Behavior

Young Adults Adrift in E-Spending Ocean

Collectibles purchased online range from Russel Wright dinnerware (shown here) to songs and video. Source: backhomeagainvintage.

Credit cards and malls are so yesterday.

Young adults move easily among an array of online payment and shopping options unimaginable a decade ago: PayPal, Groupon, telephone bill payment, smartphone apps that pay for store purchases, online retailers galore, automatic bank payments, and online gift cards.

Technology is moving fast: Amazon recently released an app called “Flow” that will recognize a product — from a book to a jar of Nutella — and then send the price, user reviews and a “Buy It Now” option to your smartphone.

It’s time to take stock of how easy it has become to overspend and how difficult saving is for young adults weaned on e-transactions.

“When it doesn’t feel like money, people don’t treat it like money,” said Priya Raghubir, a professor at the New York University Stern School of Business, neatly summing up her 2008 paper, “Monopoly Money: The Effect on Payment Coupling and Form on Spending Behavior.”

It’s extremely hard for young adults to change their behavior, “because they aren’t used to any other way of paying,” said Raghubir, 48, who remembers the old paper-transaction days when cash was king and checks were reserved for the big purchases.

Marcus Ealy, 28, is trying to stay on budget for the new year but admits a weakness for shopping online for clothes that fit his 6-foot-4 frame – $650 last year.  The singer-songwriter and student adviser at Orlando’s Full Sail University, where he earned a master’s in entertainment business, wants to save up for things that will advance his career, such as voice lessons or coaching on his stage presence.

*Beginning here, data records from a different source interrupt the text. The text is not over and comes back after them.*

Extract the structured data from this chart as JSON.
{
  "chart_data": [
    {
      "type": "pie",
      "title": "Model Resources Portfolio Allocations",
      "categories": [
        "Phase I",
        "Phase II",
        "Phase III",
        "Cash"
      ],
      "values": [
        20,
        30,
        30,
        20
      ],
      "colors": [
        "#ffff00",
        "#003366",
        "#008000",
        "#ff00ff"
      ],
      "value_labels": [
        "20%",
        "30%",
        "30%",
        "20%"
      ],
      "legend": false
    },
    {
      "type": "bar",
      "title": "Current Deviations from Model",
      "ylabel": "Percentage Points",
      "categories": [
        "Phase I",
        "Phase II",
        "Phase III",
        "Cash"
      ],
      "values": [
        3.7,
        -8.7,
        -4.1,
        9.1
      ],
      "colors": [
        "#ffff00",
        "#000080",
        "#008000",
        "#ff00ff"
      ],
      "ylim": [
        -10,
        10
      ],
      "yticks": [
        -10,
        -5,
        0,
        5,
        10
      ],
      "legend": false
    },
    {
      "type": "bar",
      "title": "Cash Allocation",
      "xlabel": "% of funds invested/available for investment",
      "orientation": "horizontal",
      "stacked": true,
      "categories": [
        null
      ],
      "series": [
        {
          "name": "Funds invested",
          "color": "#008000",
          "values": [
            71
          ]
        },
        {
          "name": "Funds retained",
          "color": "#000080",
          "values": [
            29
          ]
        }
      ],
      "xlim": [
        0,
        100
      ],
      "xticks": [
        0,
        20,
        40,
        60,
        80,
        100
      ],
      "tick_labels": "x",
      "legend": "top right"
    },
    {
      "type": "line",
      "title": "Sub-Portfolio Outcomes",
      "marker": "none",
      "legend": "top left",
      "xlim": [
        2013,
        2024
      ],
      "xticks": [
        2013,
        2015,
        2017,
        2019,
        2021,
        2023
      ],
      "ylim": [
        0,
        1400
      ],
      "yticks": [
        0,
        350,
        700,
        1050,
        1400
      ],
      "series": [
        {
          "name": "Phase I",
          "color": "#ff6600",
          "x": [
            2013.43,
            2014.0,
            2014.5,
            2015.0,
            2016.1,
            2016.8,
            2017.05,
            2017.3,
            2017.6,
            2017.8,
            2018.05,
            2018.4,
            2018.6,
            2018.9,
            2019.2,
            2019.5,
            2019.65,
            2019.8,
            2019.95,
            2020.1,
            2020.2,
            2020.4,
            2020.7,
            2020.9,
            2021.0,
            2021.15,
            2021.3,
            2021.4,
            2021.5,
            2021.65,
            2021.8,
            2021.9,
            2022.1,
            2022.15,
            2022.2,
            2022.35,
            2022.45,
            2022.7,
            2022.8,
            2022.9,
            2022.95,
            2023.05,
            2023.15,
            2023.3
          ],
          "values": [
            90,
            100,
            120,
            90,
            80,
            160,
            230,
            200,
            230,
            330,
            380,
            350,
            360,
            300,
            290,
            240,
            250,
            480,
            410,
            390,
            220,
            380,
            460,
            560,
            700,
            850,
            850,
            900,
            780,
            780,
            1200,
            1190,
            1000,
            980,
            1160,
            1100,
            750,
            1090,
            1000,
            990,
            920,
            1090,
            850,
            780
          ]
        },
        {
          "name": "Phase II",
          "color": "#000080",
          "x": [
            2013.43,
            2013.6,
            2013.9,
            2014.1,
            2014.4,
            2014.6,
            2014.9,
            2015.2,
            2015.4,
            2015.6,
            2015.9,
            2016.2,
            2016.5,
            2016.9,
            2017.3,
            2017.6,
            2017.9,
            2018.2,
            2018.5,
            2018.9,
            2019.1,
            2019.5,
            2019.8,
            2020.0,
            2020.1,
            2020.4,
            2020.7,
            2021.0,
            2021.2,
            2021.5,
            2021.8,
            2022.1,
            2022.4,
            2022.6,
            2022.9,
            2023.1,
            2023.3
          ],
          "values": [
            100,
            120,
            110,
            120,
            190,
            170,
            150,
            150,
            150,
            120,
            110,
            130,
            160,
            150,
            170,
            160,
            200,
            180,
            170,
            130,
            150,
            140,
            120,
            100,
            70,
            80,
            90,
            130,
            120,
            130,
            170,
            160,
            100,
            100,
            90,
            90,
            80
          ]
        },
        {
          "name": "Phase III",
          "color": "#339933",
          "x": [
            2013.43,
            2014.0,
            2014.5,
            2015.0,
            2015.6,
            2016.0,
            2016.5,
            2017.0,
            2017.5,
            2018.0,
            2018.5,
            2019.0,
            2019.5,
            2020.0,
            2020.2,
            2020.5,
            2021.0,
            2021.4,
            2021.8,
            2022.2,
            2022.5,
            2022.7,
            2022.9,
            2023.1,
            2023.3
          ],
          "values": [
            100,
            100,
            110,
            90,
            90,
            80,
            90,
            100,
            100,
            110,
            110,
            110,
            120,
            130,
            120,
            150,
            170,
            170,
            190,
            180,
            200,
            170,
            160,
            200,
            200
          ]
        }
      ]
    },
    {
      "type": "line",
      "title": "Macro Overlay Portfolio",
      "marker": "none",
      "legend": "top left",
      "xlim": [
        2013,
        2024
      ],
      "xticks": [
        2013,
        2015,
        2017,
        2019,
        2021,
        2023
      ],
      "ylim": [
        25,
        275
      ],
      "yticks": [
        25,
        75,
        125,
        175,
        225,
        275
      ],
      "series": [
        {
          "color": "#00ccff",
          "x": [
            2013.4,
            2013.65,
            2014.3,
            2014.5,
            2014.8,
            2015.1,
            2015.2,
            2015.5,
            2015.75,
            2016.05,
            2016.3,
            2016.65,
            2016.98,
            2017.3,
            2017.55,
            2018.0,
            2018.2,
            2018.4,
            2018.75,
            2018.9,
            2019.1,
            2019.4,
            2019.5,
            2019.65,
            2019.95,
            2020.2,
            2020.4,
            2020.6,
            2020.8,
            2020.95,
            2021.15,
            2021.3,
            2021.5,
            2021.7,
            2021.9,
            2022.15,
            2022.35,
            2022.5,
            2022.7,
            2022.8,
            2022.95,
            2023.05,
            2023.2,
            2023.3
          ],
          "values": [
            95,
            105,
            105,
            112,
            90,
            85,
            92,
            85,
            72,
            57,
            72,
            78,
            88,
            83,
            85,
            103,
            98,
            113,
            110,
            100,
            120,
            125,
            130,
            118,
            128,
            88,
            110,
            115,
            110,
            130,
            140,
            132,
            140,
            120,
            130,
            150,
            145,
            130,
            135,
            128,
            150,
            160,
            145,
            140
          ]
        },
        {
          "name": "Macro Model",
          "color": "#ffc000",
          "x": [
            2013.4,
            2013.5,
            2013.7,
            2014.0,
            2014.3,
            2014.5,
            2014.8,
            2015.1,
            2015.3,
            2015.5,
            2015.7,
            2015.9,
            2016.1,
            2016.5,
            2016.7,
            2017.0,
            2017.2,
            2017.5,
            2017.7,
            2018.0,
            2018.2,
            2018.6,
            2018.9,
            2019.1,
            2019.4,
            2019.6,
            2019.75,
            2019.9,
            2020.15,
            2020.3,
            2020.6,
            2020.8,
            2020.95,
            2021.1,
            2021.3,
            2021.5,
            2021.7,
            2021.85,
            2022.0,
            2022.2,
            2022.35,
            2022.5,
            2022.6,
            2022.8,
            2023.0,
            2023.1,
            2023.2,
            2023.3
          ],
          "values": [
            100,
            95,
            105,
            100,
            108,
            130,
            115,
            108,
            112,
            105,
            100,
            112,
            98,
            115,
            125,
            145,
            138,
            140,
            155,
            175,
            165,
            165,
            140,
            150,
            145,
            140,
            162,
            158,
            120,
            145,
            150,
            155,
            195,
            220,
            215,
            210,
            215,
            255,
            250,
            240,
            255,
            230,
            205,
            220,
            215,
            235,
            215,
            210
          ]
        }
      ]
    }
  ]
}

“I am still in the process where I’m learning the best approach to” handling money, he said.  [This blog writer’s weakness is 1940s and ‘50s dinnerware designed by Russel Wright, who felt that mass production didn’t have to be ugly; a $350 eBay shopping spree last summer was my only diversion during an impossible deadline for a project.]

Raghubir and coauthor Joydeep Srivastava conducted one experiment that showed how credit cards separate young adults like Ealy from their money.  Students given cash to buy groceries were more price-conscious about each item than if they paid with scrip, which could be used only in the store.  In other words, the scrip was less real and more easy to spend.  In a related experiment, students were more eager to spend a $1 gift certificate for Starburst candy, which felt like “play money,” than a dollar bill they were given.

Young adults in the midst of an e-transaction, Raghubir said, don’t experience “that pang of pain that would kick in that would stop and make them consider: should I be making this purchase?”

Raghubir may study these insidious effects, but she isn’t immune.  Since New York City taxis started accepting credit cards, she succumbs more often to taking a $20-plus cab ride from her downtown office near Washington Square Park to her Upper West Side home.

“You can be aware when you’re doing it, and even then it can be difficult to stop it,” she said.

4 Responses to Young Adults Adrift in E-Spending Ocean

  1. LuAnn Smith says:

    I haven’t used a credit card in over two years and my life is so much better. I actually love having a budget and sticking to it. For me, every time I made a purchase with that credit card it put a little dent in my self esteem. It really is about self awareness. Thanks for a great article.

  2. Chris says:

    Companies like Amazon and other major e-commerce businesses often target people with credit cards, particularly those who are younger. Very good article.

  3. Marcie says:

    This ease of online buying is another issue that we need to build into good financial education programs. Awareness of such behavior tendencies is the first step in achieving control over them. Great article!

  4. Miles says:

    Since youth are the most avid users of the modern technologies, it only makes sense to market to them online. If you make it as easy as possible for them to spend online then the more revenue for the big dogs. Great article.